Ceci étant posé, nous ne devons pas contester pas qu’il puisse y avoir plusieurs acceptions du terme décroissant, correspondantes chacune à des conceptions ou visions différentes de la décroissance.

Ce que nous devons contester par contre, c’est que telle vision puisse s’arroger le droit de revendiquer pour elle seule la paternité, ou la propriété du terme comme nous le voyons faire par certaines mouvances dont certaines n’hésitent pas à décerner des certificats de décroissance du haut de leur chapelle particulière.

Dans la réalité, n’importe qui peut se déclarer décroissant dans la mesure où l’utilisation du terme n’est pas protégée par une réglementation quelconque.
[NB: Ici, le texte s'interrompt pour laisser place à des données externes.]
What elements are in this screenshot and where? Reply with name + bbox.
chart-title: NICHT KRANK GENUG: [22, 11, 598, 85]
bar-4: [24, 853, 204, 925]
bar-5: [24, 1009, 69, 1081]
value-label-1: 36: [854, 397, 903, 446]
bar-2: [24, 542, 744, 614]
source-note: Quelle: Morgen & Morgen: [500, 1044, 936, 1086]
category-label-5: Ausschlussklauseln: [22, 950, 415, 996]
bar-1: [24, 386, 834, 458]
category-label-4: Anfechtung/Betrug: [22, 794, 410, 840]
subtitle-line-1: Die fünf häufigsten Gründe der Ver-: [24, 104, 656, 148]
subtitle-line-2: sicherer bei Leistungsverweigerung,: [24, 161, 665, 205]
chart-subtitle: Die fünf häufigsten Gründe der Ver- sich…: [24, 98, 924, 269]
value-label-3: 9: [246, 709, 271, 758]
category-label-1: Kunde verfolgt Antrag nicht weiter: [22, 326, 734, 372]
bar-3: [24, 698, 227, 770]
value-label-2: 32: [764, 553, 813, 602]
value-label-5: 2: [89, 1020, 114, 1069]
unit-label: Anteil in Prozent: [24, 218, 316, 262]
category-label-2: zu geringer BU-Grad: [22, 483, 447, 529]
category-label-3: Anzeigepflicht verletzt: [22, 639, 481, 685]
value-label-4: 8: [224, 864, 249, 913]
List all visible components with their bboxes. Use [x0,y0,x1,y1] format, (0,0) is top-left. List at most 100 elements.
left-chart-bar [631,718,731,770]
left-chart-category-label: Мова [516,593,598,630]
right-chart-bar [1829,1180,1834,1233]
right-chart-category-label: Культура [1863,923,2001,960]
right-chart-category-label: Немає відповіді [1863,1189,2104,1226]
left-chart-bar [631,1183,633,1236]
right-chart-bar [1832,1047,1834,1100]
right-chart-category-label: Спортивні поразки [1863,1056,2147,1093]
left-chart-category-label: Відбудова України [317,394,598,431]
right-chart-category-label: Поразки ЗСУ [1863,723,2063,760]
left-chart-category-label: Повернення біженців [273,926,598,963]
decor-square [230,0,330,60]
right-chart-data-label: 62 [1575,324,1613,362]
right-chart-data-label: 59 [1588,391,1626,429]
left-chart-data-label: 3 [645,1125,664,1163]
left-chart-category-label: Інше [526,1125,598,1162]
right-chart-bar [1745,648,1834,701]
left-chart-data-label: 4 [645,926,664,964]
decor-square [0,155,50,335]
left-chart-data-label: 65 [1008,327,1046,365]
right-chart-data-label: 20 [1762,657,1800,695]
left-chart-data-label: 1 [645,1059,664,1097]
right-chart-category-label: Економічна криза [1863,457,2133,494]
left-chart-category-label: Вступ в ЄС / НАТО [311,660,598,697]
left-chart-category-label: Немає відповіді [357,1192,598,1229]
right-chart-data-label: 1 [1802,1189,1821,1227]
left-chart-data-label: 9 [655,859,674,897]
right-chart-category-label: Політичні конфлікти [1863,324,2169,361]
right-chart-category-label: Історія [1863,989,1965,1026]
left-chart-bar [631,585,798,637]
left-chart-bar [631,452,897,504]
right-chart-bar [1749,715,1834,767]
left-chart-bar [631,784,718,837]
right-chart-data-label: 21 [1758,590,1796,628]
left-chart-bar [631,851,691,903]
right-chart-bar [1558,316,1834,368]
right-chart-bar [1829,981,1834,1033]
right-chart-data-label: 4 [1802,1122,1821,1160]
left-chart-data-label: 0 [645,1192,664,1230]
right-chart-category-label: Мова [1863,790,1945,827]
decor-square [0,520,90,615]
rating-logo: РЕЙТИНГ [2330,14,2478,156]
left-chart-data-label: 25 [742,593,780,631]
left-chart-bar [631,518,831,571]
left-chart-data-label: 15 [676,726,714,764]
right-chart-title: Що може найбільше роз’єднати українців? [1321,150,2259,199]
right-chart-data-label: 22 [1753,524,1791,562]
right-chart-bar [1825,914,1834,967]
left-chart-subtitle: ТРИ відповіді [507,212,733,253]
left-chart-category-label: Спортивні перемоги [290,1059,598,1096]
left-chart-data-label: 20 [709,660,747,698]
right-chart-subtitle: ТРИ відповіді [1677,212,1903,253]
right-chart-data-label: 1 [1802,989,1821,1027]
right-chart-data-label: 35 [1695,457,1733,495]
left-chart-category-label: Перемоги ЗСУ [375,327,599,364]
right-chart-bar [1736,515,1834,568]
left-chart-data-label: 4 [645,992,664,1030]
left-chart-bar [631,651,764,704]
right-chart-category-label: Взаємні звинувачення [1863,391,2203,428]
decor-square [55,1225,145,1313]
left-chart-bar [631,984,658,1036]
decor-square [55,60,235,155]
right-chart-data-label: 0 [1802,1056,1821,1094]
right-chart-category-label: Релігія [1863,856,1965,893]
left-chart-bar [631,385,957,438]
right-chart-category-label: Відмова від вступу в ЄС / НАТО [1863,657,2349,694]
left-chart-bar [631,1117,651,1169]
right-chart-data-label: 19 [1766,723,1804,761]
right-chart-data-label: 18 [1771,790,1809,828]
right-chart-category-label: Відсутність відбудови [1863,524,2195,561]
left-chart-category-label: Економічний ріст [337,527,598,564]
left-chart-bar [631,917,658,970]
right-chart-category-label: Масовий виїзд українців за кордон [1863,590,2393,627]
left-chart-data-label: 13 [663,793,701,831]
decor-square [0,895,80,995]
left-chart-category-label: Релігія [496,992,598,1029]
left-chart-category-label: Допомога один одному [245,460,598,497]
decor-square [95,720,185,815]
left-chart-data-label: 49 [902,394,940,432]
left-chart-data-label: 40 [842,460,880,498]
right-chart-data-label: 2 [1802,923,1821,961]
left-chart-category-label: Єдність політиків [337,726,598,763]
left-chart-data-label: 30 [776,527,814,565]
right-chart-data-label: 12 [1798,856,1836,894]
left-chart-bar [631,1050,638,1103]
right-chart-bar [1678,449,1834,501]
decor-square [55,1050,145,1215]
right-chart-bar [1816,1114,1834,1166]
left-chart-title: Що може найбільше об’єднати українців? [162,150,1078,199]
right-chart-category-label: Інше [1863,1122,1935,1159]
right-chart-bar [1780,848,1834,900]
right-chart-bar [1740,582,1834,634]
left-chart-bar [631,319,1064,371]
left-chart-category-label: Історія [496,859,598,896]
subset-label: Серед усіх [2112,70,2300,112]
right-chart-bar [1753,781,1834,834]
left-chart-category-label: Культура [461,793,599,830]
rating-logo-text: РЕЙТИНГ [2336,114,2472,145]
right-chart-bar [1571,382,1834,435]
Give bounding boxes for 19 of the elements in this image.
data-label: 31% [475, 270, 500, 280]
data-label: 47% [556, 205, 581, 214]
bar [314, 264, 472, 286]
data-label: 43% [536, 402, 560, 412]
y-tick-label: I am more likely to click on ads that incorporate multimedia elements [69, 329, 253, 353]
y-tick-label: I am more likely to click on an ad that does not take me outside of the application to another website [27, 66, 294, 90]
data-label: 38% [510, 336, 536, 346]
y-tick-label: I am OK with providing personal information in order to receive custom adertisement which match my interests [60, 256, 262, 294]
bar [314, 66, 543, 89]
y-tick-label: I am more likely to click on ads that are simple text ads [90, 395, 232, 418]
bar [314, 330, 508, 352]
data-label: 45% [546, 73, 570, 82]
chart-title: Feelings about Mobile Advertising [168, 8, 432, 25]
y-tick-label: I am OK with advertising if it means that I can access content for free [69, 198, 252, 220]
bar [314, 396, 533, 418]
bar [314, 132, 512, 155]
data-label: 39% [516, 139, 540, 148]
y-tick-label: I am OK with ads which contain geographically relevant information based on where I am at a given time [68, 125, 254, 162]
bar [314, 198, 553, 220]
Cette situation n’est d’ailleurs ni gênante, ni choquante dans la mesure où elle ne fait que traduire une liberté d’expression dont la limitation (souhaitée par certains) serait manifestement inquiétante pour la démocratie. La question n’est donc pas de savoir qui a le droit d’utiliser le mot décroissant, ou qui a le droit de s’intituler « mouvement de la décroissance », mais bien de savoir de quoi nous parlons lorsque nous parlons de décroissance.

La première chose que nous devons faire, c’est donc de formuler notre propre définition de la décroissance, tout en admettant que d’autres puissent en formuler de différentes, sans que pour autant nous soyons fondés à leur reprocher d’utiliser ce terme sous une autre acception, au prétexte que nous considérerions notre définition comme la seule valable.

Bien plus nous devons exiger la réciproque de nos voisins, c’est à dire qu’ils fassent l’effort de définir clairement leur décroissance, d’une part, et qu’il acceptent de ne pas revendiquer le droit exclusif d’utilisation du terme, d’autre part.

C’est ainsi qu’un débat salutaire doit s’engager entre tous les courants se revendiquant de la décroissance et devant aboutir : soit à une définition commune du concept de décroissance, soit à un constat d’approche multiforme du concept (chaque approche faisant alors l’objet d’une définition particulière).

Une telle démarche apporterait une clarification nécessaire au niveau du grand public qui pourrait ainsi se positionner plus facilement par rapport à des discours paraissant similaires sur la forme, mais en réalité souvent radicalement dissemblables le fond.

Cette définition nécessaire de telle ou telle décroissance ne peut se satisfaire de quelques mots, ni même de quelques lignes. Elle doit consister en une formulation claire de l’idéologie qu’elle recouvre, car la décroissance est bien un « système d’idées générales constituant un corps de doctrine philosophique et/ou politique pouvant servir de base à un comportement individuel ou collectif », définition couramment admise du terme idéologie.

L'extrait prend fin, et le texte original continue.